This project demonstrates a powerful application of Generative AI to democratize data analysis. It's a Python tool that allows a non-technical user to ask complex questions in plain English about a large sales dataset. The script uses the Google Gemini Pro AI model to translate the question into a precise SQL query, which is then executed against a database to find the answer.
This moves beyond simple data retrieval and showcases how AI can act as an intelligent "data analyst," enabling deep insights without requiring any knowledge of SQL.
The script operates on a sample of the real-world "Superstore" dataset and follows a simple pipeline:
- Database Setup: A local SQLite database is created and populated with thousands of sales records.
- User Input: A user defines a complex business question in English.
- AI Translation: The question and the database schema are sent to the Gemini Pro model. The AI is prompted to act as an expert SQL analyst and returns a syntactically correct SQL query.
- Database Execution & Output: The Python script executes the AI-generated SQL query and displays the final, structured answer using Pandas.
- Python: The core programming language.
- Google Gemini Pro API: For state-of-the-art Natural Language to SQL translation.

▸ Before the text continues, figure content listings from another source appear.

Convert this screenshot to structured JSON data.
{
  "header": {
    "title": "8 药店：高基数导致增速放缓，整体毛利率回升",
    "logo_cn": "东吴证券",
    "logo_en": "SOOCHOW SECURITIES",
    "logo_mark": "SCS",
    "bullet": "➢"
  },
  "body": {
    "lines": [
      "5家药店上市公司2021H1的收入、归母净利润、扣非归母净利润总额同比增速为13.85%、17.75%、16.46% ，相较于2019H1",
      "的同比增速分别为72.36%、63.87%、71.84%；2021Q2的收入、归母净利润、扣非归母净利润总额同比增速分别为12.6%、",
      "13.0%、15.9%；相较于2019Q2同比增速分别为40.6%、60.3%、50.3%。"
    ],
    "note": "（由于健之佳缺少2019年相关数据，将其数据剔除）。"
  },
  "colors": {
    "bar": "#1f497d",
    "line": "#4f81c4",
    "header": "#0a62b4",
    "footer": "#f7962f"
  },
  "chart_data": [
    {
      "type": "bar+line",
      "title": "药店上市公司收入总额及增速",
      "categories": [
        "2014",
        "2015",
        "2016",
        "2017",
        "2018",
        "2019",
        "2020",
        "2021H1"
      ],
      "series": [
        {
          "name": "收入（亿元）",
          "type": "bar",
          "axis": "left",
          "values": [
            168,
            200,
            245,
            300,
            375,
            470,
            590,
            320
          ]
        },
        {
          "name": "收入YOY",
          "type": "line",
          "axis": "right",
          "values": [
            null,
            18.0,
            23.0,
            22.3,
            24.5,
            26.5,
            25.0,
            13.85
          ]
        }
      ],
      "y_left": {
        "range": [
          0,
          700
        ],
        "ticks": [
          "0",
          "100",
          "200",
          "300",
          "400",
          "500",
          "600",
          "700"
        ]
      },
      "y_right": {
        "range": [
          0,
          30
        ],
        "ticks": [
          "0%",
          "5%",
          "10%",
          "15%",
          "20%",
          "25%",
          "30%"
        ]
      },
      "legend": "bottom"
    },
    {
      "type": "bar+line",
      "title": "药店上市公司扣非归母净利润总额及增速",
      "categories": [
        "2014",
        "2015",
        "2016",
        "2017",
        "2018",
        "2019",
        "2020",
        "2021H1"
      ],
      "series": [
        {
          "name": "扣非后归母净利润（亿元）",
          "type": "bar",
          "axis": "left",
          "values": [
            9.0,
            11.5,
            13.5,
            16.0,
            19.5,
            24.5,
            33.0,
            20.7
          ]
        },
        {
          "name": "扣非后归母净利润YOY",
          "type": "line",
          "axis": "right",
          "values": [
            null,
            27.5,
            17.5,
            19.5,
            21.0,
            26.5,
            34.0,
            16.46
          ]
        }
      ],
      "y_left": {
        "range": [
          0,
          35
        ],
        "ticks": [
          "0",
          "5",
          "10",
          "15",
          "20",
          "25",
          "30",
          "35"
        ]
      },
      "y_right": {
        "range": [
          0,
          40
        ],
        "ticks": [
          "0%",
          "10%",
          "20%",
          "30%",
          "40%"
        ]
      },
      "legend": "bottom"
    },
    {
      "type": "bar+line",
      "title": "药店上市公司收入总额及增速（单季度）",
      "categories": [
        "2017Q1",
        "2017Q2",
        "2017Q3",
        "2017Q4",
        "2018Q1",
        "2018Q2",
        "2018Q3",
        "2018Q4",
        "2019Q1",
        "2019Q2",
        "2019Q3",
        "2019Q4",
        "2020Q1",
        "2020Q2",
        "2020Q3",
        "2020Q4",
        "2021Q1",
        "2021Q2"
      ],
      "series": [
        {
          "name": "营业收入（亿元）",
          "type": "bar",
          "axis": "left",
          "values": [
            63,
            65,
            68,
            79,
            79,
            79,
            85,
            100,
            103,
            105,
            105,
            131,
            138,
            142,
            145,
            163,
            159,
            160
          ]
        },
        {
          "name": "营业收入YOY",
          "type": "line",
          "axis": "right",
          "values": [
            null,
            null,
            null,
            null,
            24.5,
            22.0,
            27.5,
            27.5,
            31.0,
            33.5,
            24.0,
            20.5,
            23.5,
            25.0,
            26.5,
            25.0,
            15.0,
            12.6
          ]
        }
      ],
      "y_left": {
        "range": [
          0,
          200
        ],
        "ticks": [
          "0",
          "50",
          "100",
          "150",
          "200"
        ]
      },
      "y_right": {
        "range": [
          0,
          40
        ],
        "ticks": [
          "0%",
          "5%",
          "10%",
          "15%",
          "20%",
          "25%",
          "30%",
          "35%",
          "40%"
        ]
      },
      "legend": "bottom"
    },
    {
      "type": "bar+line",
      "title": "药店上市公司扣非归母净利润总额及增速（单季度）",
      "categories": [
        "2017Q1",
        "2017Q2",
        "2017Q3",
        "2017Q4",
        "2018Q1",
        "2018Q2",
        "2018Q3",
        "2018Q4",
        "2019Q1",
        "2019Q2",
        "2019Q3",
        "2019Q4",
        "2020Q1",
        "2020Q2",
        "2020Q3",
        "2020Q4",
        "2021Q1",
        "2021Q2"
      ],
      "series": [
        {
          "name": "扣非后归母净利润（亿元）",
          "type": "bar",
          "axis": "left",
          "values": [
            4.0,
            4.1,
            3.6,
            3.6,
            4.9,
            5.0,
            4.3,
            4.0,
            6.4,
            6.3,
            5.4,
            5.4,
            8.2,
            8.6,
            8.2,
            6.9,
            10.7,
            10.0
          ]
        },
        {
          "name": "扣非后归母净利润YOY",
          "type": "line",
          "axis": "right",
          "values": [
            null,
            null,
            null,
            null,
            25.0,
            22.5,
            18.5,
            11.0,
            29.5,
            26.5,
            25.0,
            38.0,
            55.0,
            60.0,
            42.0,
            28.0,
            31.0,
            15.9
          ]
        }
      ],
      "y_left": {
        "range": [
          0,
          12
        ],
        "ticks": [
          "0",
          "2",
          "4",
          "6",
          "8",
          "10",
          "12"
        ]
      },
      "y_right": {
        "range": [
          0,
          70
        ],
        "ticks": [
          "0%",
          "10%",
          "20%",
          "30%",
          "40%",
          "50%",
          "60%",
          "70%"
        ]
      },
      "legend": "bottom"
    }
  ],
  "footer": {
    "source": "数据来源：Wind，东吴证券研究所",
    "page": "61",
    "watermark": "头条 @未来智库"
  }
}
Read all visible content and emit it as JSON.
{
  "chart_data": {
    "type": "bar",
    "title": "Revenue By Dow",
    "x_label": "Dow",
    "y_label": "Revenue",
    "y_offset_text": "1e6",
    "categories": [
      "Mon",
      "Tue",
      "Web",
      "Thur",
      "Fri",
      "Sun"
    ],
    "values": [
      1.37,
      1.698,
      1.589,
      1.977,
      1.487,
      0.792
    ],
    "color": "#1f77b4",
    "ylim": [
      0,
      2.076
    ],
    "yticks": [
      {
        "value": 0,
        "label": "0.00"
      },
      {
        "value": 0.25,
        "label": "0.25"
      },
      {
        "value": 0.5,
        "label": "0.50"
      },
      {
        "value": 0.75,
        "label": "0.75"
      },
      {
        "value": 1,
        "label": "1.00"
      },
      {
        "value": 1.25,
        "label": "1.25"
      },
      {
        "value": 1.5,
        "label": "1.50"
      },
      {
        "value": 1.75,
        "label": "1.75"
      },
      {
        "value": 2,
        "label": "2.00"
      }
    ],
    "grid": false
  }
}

- SQL (SQLite): For database creation and querying on a realistic dataset.
- Pandas: For executing SQL queries and displaying the final data.
Here is an example of the script translating a complex request into a precise answer:
Human Question: 'What is the most profitable product in California?'
AI-Generated SQL: 'SELECT product_name, SUM(profit) AS total_profit FROM sales WHERE state = "California" GROUP BY product_name ORDER BY total_profit DESC LIMIT 1;'
--- Final Answer from Superstore Database ---
product_name total_profit
0 Mitel 5320 IP Phone VoIP phone 90.7152
-
Clone the repository:
git clone [https://github.com/YOUR_USERNAME/YOUR_REPOSITORY_NAME.git](https://github.com/YOUR_USERNAME/YOUR_REPOSITORY_NAME.git) cd YOUR_REPOSITORY_NAME -
Install dependencies:
pip install -r requirements.txt
-
Set up your API Key: This script requires a Google Gemini API key. Set it as an environment variable for security:
export GEMINI_API_KEY='YOUR_API_KEY_HERE'
-
Run the script:
python sql_analyzer_superstore.py
The script will create a temporary
superstore.dbfile, run the analysis, and print the final results to the console.